Book Review: The World Grabbers by Paul W. Fairman
Dane Morrow feels like a failure. He used to be a bright young man, enthusiastic about becoming a writer, and seeing a lovely young woman. But his stories didn’t sell, and his book vanished into the publisher’s slush pile without trace. Plus, Dane began to feel there was something missing from his life. He tried studying Eastern philosophy, but nothing clicked and he lost interest in keeping jobs. Now, he’s been dumped, and is down to not quite enough money to pay the week’s rent at the downmarket rooming house he’s been reduced to living in.
That’s when Dane sees an advertisement for a lecture by a swami called Sri Ahandi. Supposedly, this man has some information about human potential that allows his disciples to become successful. Dane is skeptical but somehow intrigued; as he has nothing better to do, he goes to the lecture.
Sri Ahandi (nee Robert Jones) at first seems to be peddling the sort of “power of positive thinking,” “law of attraction,” “prosperity gospel” hokum that many gurus pass off as wisdom. But as Dane becomes acquainted with the people in Sri Ahandi’s circle, and strange coincidences begin piling up, it becomes apparent that this teacher has something more than empty words up his sleeve. Especially as the mysterious man who calls himself William White is insistent that Dane should sever his association from Sri Ahandi immediately for his own good.
This book is marketed as having been inspired by One Step Beyond, a television program that ran from 1959-1961 with tales of the supernatural and psychic powers that were allegedly based on real events. However, this particular story is just plain fiction.
I shared Dane’s frustration as the people he talks to continually evade straight answers and explanations, though none of them precisely lies. (There are characters who heavily slant their perceptions of what they’re doing to put themselves in the right.) Still, there’s enough information that Dane should have figured out that Sri Ahandi was bad news well before he sees it for himself.

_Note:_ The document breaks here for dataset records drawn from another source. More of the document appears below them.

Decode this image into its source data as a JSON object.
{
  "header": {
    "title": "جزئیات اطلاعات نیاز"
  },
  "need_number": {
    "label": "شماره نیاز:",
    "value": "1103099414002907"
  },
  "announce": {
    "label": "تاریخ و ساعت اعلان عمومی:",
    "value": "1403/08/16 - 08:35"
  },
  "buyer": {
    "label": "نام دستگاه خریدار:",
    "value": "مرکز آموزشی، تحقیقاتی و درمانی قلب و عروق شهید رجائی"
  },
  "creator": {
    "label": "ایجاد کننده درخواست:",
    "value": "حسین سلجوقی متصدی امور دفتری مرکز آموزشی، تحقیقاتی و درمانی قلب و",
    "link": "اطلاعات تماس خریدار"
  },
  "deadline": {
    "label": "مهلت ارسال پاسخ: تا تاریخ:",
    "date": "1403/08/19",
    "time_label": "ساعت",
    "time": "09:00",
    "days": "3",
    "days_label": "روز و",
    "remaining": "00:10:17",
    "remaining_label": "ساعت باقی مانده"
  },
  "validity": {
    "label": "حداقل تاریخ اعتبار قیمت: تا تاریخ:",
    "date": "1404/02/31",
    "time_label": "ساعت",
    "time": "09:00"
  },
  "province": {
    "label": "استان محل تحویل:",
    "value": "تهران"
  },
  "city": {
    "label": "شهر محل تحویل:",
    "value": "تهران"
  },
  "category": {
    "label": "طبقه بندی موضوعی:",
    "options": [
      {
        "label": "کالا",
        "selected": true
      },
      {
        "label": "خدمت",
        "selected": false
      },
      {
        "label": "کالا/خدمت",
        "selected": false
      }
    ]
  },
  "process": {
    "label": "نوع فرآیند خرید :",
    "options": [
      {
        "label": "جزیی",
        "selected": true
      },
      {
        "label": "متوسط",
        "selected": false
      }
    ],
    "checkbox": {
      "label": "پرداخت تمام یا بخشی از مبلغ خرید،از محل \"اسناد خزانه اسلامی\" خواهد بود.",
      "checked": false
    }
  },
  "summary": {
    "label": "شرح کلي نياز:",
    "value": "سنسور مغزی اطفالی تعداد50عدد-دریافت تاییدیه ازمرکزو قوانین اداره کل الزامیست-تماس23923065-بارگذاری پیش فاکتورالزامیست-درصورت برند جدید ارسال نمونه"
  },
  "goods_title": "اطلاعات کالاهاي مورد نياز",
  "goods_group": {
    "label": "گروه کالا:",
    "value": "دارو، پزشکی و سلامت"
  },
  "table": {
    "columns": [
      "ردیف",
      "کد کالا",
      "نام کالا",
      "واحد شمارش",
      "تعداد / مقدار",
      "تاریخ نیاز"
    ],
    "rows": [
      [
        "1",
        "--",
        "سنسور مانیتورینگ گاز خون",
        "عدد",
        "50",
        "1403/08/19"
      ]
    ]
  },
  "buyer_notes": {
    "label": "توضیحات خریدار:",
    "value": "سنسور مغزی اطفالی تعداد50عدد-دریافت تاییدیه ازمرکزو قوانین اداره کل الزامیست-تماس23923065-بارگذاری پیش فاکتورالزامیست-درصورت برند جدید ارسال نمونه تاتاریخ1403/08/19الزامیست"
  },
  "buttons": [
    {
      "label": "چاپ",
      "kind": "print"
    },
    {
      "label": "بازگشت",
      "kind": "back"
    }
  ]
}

It seems that Robert Jones was a faith healer who was nearly lynched for attempting to save a girl’s life. Embittered, he came to be trained by the Enlightened Ones (they don’t use that name themselves) in certain advanced mental techniques. He cut his training short to come back to America and become a guru. Sri Ahandi has gathered a group of people ruled by greed to give them the ability to gain money hand over fist as the first part of his plan to gain world domination. He seems to think he will rule benevolently, but eggs, omelets.
To his credit, once Dane realizes the collateral damage Sri Ahandi is causing people, he tries to fight the guru. Alas, he has no such mental powers, and the Enlightened Ones are pacifists who will not interfere beyond words to the wise. Will Dane’s courage and refusal to cross a moral line save the day?
There’s an attempt to have a love triangle between Dale, his ex-girlfriend Marcia, and Sri Ahandi’s top disciple, the unprincipled Veda. This aspect of the story is rather wooden, and in the end matters little at all. Dale’s relationship with the annoyingly vague William White is much more interesting.
Perhaps the best bit of the book is one of the minor characters describing Sri Ahandi’s methods as applying Western efficiency to Eastern training so that one doesn’t have to spend decades in a drafty mountain cave somewhere to become a more effective person. Which sounds great until you see the burnout rate.
The book is very much a product of the early 1960s, and I don’t believe has ever been reprinted. You might be able to find a copy in used bookstores or garage sales. More of a curiosity item than a must-have.